Rodger Bird

Profile
- Position: Safety

Personal information
- Born: July 2, 1943 Corbin, Kentucky, U.S.
- Died: May 16, 2020 (aged 76) Henderson, Kentucky, U.S.

Career information
- High school: Corbin (KY)
- College: Kentucky
- AFL draft: 1966 (7th round, 63rd overall pick)

Career history
- Oakland Raiders (1966–1968);

Awards and highlights
- AFL champion (1967); Second-team All-American (1964); 2× First-team All-SEC (1964, 1965);
- Stats at Pro Football Reference

= Rodger Bird =

American football player (1943–2020)

Rodger Paul Bird (July 2, 1943 – May 16, 2020) was an American professional football player for the Oakland Raiders of the American Football League (AFL). He was with the Raiders from 1966 through 1968 and played defensive back.

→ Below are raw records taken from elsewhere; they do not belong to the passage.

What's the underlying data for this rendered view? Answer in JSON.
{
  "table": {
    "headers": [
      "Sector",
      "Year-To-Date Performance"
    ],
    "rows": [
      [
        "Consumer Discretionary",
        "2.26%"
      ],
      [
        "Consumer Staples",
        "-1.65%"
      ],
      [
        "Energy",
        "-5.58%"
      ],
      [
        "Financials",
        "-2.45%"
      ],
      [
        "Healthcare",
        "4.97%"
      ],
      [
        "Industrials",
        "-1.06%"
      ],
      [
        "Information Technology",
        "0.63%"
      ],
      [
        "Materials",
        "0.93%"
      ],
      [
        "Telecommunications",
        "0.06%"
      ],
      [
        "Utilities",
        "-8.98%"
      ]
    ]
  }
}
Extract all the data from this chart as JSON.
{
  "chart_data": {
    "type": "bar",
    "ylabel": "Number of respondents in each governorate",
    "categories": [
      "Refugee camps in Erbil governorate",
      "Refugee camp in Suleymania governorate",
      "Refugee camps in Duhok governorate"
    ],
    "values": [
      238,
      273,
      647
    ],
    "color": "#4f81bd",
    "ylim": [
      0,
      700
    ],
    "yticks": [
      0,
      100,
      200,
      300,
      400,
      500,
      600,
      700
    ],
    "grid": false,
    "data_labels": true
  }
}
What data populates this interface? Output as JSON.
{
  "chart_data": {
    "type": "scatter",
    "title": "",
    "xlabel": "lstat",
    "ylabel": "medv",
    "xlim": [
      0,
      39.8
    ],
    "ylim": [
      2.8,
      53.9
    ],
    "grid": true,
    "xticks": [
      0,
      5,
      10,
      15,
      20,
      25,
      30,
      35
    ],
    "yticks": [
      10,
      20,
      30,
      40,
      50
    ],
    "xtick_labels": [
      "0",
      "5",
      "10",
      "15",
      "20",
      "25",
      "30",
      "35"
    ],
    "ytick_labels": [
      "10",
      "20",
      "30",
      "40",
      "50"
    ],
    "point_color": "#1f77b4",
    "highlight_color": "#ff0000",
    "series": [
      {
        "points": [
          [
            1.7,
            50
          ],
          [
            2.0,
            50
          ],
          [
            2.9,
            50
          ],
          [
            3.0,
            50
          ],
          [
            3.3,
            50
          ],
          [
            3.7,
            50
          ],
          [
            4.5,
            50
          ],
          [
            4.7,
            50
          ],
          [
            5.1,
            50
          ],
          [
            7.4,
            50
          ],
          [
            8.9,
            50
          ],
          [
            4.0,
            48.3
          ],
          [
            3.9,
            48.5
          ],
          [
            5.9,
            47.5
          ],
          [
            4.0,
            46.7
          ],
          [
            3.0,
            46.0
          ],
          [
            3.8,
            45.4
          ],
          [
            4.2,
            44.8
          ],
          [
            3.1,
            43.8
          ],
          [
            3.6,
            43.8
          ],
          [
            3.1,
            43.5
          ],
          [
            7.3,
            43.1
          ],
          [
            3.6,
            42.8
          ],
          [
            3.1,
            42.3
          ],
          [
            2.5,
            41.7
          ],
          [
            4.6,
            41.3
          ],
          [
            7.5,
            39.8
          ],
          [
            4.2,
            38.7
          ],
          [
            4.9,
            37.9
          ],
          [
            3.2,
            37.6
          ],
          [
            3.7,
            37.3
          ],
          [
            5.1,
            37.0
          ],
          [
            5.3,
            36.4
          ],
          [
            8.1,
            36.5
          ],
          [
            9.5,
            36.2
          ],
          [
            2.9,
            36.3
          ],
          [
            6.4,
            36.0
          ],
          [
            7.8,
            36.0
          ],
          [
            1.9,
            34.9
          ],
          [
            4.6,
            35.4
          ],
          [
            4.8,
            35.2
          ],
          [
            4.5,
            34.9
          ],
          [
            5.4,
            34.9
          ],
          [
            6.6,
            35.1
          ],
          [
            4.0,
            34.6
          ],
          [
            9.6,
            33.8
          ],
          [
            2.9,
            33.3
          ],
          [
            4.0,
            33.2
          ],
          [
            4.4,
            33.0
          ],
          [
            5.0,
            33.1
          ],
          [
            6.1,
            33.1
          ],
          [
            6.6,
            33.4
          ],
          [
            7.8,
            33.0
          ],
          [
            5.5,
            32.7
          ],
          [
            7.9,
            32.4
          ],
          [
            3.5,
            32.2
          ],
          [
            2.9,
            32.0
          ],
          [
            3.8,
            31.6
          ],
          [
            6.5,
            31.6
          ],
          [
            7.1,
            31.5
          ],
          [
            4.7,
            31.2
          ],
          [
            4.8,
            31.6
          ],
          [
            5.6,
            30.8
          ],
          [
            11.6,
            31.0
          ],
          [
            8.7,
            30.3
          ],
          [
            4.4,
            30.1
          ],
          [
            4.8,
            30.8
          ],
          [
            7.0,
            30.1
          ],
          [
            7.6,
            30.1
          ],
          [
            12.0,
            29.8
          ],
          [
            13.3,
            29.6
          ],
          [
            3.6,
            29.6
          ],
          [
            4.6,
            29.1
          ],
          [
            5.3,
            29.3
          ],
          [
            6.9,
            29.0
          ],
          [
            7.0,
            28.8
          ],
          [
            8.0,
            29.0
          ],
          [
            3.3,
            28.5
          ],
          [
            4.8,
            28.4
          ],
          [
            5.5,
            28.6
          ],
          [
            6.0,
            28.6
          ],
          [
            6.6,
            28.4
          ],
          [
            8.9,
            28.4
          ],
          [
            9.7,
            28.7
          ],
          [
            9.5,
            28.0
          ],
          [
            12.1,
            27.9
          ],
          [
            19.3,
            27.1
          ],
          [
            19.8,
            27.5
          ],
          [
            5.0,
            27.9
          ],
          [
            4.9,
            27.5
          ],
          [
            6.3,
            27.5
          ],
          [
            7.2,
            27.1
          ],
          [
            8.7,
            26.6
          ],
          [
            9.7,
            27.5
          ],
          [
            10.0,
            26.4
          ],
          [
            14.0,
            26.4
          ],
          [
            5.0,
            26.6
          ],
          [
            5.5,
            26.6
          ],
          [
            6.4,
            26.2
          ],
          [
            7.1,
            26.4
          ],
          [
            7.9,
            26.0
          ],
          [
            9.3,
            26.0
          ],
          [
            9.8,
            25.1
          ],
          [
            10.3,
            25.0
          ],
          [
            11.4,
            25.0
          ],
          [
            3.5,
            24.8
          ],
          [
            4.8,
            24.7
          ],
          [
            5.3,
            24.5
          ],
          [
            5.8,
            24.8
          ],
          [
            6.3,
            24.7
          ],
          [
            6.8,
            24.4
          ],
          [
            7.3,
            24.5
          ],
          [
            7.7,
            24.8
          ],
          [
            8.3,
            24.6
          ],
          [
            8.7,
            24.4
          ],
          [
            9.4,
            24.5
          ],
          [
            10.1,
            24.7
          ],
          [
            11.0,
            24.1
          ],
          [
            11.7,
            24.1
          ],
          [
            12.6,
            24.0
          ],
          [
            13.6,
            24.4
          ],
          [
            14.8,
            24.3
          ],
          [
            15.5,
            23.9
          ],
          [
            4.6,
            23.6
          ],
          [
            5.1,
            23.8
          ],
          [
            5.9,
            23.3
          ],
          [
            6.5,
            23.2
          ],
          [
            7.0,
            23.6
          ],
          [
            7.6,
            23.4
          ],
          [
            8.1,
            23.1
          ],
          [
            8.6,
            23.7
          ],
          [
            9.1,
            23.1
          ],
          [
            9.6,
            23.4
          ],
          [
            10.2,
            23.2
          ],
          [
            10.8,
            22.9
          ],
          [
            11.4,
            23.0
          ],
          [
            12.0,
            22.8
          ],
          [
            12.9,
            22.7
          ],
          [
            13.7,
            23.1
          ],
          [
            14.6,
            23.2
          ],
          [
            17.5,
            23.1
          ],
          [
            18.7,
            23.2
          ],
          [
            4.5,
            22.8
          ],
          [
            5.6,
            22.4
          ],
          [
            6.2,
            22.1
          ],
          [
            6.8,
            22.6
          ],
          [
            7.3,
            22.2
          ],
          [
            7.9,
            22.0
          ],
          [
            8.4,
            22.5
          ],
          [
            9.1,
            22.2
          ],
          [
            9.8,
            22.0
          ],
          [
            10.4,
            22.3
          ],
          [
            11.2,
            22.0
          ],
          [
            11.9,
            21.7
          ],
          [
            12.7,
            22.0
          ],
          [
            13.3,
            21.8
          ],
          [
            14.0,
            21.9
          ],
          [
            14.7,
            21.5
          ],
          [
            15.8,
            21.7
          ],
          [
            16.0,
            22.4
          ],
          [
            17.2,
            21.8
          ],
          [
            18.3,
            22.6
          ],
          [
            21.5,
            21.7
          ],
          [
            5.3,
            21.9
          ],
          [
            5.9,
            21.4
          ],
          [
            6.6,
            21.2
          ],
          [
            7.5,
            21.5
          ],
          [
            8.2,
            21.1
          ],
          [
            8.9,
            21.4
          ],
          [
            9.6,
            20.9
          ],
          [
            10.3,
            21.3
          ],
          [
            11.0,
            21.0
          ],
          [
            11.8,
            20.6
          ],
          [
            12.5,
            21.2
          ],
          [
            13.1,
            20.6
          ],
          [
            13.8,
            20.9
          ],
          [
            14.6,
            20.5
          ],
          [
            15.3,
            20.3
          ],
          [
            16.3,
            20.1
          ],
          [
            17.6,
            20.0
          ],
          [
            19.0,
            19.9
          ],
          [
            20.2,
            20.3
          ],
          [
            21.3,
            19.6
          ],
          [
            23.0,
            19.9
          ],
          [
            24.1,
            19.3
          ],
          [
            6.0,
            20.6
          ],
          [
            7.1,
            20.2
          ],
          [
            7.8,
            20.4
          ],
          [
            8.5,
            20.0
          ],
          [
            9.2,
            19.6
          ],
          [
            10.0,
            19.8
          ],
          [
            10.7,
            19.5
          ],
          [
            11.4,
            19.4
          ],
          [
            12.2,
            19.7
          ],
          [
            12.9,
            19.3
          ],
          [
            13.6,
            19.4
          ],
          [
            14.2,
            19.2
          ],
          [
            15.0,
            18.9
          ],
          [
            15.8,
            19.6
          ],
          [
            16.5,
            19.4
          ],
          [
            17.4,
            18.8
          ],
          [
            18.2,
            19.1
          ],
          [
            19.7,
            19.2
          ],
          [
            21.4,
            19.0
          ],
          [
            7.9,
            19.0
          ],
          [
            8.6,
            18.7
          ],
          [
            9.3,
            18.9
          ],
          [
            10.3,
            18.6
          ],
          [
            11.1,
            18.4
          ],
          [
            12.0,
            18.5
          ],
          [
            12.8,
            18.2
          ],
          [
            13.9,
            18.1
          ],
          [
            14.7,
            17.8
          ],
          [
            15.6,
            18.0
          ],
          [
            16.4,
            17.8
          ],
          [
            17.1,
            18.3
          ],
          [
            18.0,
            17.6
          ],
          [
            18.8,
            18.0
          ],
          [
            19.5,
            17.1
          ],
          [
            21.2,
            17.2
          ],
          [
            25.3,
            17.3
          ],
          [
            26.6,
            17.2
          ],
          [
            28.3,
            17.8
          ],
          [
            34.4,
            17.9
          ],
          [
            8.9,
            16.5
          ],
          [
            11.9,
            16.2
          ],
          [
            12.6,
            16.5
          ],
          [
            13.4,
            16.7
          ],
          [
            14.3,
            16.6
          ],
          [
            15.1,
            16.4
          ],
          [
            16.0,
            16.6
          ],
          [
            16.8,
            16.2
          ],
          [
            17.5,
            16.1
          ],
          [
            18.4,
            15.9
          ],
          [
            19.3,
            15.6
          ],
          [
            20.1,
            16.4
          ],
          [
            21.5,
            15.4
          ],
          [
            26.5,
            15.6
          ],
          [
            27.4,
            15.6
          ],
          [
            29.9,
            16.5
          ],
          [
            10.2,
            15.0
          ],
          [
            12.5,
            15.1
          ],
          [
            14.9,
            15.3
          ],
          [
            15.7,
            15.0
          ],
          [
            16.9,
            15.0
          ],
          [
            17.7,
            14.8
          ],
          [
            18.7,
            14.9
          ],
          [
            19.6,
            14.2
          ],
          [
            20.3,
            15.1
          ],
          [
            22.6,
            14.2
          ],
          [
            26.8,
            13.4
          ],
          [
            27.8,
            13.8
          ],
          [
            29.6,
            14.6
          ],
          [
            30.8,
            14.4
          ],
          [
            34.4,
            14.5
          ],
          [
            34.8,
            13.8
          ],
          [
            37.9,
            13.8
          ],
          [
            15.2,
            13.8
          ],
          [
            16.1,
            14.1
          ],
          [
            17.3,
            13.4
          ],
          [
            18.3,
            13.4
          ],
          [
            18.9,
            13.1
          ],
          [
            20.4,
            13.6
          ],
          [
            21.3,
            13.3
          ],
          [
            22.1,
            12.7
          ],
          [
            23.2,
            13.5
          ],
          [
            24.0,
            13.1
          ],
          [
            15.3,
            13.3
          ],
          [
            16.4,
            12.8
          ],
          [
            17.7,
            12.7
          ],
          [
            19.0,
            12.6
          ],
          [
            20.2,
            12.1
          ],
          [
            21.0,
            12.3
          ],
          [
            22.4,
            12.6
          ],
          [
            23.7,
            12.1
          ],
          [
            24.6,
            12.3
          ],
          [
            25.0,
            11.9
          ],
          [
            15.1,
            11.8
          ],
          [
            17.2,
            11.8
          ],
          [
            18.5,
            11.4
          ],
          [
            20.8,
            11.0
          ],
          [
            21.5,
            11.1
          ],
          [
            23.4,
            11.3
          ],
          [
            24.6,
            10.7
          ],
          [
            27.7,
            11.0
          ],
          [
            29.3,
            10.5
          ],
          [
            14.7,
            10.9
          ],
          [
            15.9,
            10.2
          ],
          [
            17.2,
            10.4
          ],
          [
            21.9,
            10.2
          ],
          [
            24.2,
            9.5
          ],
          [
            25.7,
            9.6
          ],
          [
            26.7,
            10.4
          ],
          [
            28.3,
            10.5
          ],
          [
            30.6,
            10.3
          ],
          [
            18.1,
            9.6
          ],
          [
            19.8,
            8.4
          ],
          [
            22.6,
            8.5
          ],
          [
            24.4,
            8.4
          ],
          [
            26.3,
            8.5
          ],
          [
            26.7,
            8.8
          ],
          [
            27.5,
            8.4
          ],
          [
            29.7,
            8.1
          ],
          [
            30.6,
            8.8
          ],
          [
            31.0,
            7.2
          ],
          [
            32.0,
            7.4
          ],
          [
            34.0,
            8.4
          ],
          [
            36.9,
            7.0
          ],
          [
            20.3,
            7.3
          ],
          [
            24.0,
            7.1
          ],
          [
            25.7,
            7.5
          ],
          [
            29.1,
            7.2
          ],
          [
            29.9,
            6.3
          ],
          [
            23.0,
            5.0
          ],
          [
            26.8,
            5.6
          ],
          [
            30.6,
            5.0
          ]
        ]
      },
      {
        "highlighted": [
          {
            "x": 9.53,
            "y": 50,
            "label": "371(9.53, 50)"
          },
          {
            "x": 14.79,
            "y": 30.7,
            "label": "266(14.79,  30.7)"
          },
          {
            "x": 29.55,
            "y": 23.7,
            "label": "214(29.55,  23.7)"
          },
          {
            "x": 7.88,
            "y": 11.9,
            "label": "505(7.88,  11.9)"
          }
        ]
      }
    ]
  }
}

In Super Bowl II, Bird fumbled a punt by the Green Bay Packers' Donny Anderson late in the first half. The Packers recovered, allowing Don Chandler to kick a 43-yard field goal on the final play before halftime to increase Green Bay's lead to 16–7. The Raiders lost 33–14 in Vince Lombardi's final game coaching the Packers.

He played college football at the University of Kentucky for the Wildcats and high school at his hometown Corbin High School. Bird rushed for 1,699 yards and 21 touchdowns at Kentucky and played safety as well. He was a two-time All-SEC selection in 1964 and 1965 and a Time Magazine All-American in 1965, and was inducted into the Kentucky Athletic Hall of Fame. Bird's three brothers, Jerry, Calvin and Billy played either basketball or football at the University of Kentucky.

On May 16, 2020, Bird died at the age of 76 at his home in Henderson, Kentucky.